The complaint of cold fingers along with discoloration may be associated with an underlying vascular disorder of the digital blood vessels. History should take into account the disorders that can potentially cause vasoocclusion and therefore result in cold fingers and discoloration. Queries should be directed at revealing the presence of atherosclerotic disease, neurovascular compression syndromes, and vibration injury resulting from occupational exposure to vibratory devices.  Any history of reactive erythema secondary to emotional stress or cold exposure should be given due consideration. The possibility of hyperviscosity states resulting secondary to hematologic conditions like multiple myeloma should be ruled out since any delay in the detection of such conditions can prove fatal. History of other associated features like weakness, headache, hematuria, and confusion should also be taken. The presence of cryoglobulinemia should be considered in patients with a history of hepatitis C infection (Wigley et al, 2014).  Physical Examination will be aimed at observing the blanching of the affected digits bilaterally. The level of discomfort and the change in color of the skin which may range from bluish to purplish should be noted. These changes are mostly symmetric and present bilaterally. The patient may be allowed a chance to dip his hands in ice water for confirmation of diagnosis. To differentiate between the primary and secondary forms, attention should be paid to gender, age at onset of the condition, presence of signs and symptoms of connective tissue disorders, frequency of attacks, and presence of vasomotor conditions like livedo reticularis or migraine. Disease onset during teenage, frequent mild attacks on a daily basis, female sex, attack precipitation by stress, symmetric involvement, history of migraines, and the presence of livedo reticularis are all associated with the primary form of the disease. Findings that are inconsistent with these are suggestive of secondary Raynaud’s (Goroll & Mulley, 2009).

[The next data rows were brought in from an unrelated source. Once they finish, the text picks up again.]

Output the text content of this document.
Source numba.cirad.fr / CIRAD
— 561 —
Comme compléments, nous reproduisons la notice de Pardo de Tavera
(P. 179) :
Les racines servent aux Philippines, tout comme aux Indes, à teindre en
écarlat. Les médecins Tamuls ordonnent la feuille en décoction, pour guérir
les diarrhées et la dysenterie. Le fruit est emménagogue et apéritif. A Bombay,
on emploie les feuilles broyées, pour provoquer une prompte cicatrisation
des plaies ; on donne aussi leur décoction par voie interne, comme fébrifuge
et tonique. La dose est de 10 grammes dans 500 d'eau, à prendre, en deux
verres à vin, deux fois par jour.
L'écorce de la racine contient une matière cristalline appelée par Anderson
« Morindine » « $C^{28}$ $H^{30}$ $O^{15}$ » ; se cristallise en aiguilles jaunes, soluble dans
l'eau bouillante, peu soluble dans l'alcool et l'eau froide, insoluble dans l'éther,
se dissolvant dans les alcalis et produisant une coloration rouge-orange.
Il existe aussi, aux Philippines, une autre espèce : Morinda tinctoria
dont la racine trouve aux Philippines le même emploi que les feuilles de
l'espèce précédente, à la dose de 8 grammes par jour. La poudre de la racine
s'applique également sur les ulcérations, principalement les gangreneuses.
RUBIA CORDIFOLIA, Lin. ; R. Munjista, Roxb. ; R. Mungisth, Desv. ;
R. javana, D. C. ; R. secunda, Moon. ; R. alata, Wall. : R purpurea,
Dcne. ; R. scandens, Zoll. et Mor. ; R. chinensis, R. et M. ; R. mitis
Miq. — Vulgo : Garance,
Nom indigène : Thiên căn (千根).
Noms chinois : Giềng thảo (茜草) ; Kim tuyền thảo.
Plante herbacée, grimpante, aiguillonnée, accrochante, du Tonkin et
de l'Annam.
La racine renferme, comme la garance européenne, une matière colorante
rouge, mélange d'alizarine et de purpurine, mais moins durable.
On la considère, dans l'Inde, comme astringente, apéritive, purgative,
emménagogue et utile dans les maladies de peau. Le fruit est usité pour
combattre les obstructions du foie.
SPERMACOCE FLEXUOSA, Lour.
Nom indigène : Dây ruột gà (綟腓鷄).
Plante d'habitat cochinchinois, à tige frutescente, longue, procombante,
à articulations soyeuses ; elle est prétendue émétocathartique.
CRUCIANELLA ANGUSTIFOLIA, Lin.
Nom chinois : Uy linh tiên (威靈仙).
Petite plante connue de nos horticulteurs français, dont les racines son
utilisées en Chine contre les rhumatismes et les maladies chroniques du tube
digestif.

Physical examination should also include a search for signs like acrocyanosis of ears, fingertips, and nose tips following exposure to cold; cold agglutinin syndrome.

Based on the clinical presentation, a diagnosis of Raynaud’s Syndrome can be made. However, due to limited information, the differentiation between primary or secondary forms of disease is not a possibility.

There is a need to differentiate between primary and secondary forms of Raynaud’s phenomenon. In cases of primary Raynaud’s, the treatment plan should be aimed at conservative management. The patient should be informed about the nature of the problem and advised to keep their bodies and extremities warm during colder periods of the year. Other associated factors that can precipitate an attack should be avoided. These include smoking, static lifestyle, and medication that causes vasoconstriction, etc. In cases where these measures fail to deliver optimum results, pharmacological intervention may be sought. Vasodilators such as nifedipine or prazosin can be utilized; however, their results may vary from one patient to another. In cases of secondary Raynaud’s, the plan should take into consideration the underlying disorder that is contributes to signs and symptoms of Raynaud’s. Cases that fail to respond to pharmacological intervention are candidates for interventional management which may include procedures like sympathectomy or injections of Botulinum toxin etc. (Zundert, 2011).